Itanium could theoritically execute 6 instructions per cycle and practically known to execute 3 instructions per cycle while x86 architecture could do only one instruction at a time.Itanium's latest release Montecito has 2 cores each with 2 threads(coarse multithreading - doesn't run concurrently, one thread chips in when other does memory lookup ) emulating to 4 processor. Thunder and NASA's Columbia supercomputer's secret lies with Itanium !!! Apart from this Itanium has built-in capability to handle virtualization which means it can run multiple operating system concurrently. its huge 24 MB L3 on-die (internal) cache adds to its efficiency in fetching data as quickly as possible.The speculative execution in Itanium is very robust adds to its performance. Itanium 2 has improved a lot in power consumption and in price/performance arena. Itanium's sales is picking up and latest survey has indicated that its revenue is over 63% of SPARC system revenue and over 54% of Power system revenue.

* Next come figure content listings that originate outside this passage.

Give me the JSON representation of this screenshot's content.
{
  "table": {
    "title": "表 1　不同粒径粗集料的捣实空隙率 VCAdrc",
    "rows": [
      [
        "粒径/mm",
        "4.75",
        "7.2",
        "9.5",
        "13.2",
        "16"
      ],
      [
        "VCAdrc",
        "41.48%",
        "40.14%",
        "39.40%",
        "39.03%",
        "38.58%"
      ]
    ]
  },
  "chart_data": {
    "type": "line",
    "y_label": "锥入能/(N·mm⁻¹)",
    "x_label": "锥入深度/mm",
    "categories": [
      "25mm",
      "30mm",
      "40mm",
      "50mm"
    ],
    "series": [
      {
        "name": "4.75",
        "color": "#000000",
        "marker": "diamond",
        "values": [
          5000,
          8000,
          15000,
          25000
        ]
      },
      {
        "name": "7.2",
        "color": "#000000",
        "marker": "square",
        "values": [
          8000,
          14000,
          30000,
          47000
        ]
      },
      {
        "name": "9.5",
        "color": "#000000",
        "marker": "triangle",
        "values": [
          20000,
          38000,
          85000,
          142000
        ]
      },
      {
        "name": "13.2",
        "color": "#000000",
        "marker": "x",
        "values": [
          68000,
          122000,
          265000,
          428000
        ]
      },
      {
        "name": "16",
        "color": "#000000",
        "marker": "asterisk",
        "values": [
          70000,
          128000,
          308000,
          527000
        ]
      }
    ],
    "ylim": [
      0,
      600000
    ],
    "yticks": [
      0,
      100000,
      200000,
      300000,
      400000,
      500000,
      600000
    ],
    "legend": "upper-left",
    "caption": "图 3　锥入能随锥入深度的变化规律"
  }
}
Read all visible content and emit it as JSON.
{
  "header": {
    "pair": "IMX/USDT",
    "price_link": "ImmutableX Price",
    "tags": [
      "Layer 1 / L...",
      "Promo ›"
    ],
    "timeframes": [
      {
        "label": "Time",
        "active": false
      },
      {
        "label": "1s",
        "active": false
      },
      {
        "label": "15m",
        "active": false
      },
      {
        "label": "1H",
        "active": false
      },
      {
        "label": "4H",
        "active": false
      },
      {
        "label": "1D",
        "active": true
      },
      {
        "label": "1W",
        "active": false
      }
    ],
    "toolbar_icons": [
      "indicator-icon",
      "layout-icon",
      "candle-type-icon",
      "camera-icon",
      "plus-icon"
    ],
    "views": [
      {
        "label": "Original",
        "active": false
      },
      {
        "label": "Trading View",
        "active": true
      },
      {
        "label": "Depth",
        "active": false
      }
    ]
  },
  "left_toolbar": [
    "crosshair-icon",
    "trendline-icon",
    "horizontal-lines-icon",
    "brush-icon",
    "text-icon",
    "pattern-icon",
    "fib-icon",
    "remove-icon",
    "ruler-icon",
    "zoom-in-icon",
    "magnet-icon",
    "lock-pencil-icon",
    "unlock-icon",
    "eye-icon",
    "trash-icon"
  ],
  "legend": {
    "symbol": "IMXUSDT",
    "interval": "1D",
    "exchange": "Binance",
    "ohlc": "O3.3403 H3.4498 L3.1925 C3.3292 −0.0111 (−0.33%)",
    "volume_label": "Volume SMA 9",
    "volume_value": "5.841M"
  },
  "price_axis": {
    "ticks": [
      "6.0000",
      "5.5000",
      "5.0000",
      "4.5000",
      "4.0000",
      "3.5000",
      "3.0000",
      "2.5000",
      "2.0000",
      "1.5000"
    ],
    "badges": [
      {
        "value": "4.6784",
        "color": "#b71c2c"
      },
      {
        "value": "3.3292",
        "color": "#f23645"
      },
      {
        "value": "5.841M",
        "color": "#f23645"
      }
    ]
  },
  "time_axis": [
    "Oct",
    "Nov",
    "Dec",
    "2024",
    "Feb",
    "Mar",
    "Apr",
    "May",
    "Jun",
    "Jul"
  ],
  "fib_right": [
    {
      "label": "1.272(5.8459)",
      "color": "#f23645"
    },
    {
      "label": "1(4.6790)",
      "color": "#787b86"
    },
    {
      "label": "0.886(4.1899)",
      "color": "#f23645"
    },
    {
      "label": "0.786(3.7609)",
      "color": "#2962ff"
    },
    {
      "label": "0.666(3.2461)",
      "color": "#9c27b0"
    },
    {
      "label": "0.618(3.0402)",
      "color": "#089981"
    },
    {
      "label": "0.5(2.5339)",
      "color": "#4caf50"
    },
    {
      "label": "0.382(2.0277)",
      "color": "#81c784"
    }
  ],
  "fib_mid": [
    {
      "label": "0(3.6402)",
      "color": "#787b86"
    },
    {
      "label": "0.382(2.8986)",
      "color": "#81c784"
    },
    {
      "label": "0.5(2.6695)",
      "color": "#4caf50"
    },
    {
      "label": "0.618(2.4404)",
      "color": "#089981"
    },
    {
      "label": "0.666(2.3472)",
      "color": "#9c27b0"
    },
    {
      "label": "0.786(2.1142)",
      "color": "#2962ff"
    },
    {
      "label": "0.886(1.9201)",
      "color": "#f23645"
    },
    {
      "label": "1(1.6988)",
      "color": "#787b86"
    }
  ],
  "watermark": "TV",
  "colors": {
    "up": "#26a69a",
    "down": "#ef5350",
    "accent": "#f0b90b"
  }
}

As Tukwila (Itanium's next generation)is round the corner packed with quad core, Simultaneous MultiThreading(SMT- Intel's next Lethal weapon) and Common system interface and other features up its sleeve, i could smell out a competition brewing in the processor arena with IBM's Power7, Sun's Ultrasparc Rock(16 cores with yet to be decided on number of threads) and from AMD's Fusion


Ananth said...

Floating Point performance is currently the only reason why I would choose an Itanium over a Niagara !

But when Rock comes out with 8 cores, 8 FPUs, and 64 threads, it will enter the HPC bastion, helped by the Magnum IB switch and Software Transactional Memory.

But what HP, IBM and Intel should be
*really* worried about is this:
A 2048 thread monster coming out next year, with the only OS in the world that can scale that out of the box :-)

Praveen Krishnamoorthy said...

i heard that Rock has got 16 cores

With the race for threads on the go would it be really exploited? i saw some benchmarks where Niagara suffered a lot even against opteron(in single threaded performance).With T2 having one FPU per core am looking forward for the SPEC benchmark to find out if that had really helped.

Ralph said...

thanks for the explanation on why the Itanium2 is completely and utterly unsuited (not to mentioned overpriced) for general purpose computing, why HP decided to push the architecture as a business solution for any typical number of processors (SMP >= 64 being an open question) defies logic and economics . One of the greatest digital engineering boondoggles of our time, for sure. Do the dismal profits on a sliver of expected sales to date even cover the development costs?